Um einen Lockdown zu vermeiden, sind laut dem für die Gesundheitsfürsorge zuständigen Regionalassessor Roberto Barmasse nun die Ausrufung von lokalen „Roten Zonen“ mit strengeren Einschränkungen sowie gezielte Maßnahmen, die das soziale Leben der Valdostaner einschränken, im Gespräch. „Wir bewerten Daten über das soziale Leben der Einwohner, um in den nächsten zwei bis drei Tagen gezielte Maßnahmen einzuführen. Zu diesen gehören unter anderem lokale Ausgangssperren, die verhindern sollen, dass sich die Leute in den Kellerlokalen treffen“, so Roberto Barmasse.

Ansa/Telenews

Die privaten Feiern sind laut den Experten der Hauptgrund für die starke zweite Coronawelle im Aostatal. „Der Grund für die starke Ausbreitung des Virus ist das intensive Gemeinschaftsleben der Einwohner. Traditionell besitzt fast jedes Einzelhaus einen Partykeller oder ein Kellerlokal, in dem man sich mit Freunden und Verwandten trifft und feiert. In den kleinen Bergdörfern sind diese Feiern sehr häufig“, erklärt Luca Montagnani.

Viele Virologen und Epidemiologen teilen diese Meinung. Viele Untersuchungen würden zeigen, dass private Feiern und besondere feierliche Anlässe wie Hochzeiten, Taufen oder auch Jahrgangsfeiern, bei denen viele Freunde und Verwandte zusammenkommen, bei der Verbreitung des Coronavirus eine herausragende Rolle spielen.

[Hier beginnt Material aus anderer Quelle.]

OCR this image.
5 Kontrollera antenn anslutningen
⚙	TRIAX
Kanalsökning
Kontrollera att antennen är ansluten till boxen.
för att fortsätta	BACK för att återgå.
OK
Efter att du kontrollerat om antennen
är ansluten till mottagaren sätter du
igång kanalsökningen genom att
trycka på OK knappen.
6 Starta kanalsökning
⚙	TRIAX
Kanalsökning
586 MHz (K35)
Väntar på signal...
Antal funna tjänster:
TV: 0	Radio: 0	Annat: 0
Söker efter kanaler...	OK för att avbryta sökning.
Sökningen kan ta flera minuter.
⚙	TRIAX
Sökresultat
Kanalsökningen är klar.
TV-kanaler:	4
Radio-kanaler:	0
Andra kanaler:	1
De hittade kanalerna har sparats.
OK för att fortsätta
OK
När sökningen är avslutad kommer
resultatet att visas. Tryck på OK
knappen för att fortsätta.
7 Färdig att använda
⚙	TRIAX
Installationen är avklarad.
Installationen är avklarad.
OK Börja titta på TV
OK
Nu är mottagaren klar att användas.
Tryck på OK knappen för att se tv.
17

Im Aostal hoffen die Touristiker immer noch, nach dem Ablauf des Dekrets des Präsidenten des Ministerrates die Skilifte und Seilbahnen wieder in Betrieb nehmen zu können. Luca Montagnani winkt aber ab. „Steigt die Kurve der Neuansteckungen weiter, müssen wir die Seilbahnen und Skilifte gezwungenermaßen geschlossen halten. Mit nur einem Krankenhaus in der Region können wir uns nicht gleichzeitig um die Covid-19-Patienten und um die Opfer von Skiunfällen, die mit einem Schädeltrauma in der Ersten Hilfe landen, kümmern“, so der Mediziner Luca Montagnani, der als Primar auch der einzigen Intensivstation des Aostatals vorsteht.

Ob es Verantwortlichen gelingen wird, den Valdostanern zu vermitteln, dass sie auf ihre privaten Feste und Feiern in den nächsten Wochen und Monaten besser verzichten sollten, steht in den Sternen. Südtirol hingegen tut gut daran, den schwierigen Drahtseilakt zwischen Rettung der Skisaison und Bekämpfung von Covid-19, den das Aostatal versuchen wird, aus nächster Nähe zu betrachten. Aufgrund der Ähnlichkeiten zwischen dem Aostatal und Südtirol könnte die eine oder andere Maßnahme auch bei uns von Nutzen sein.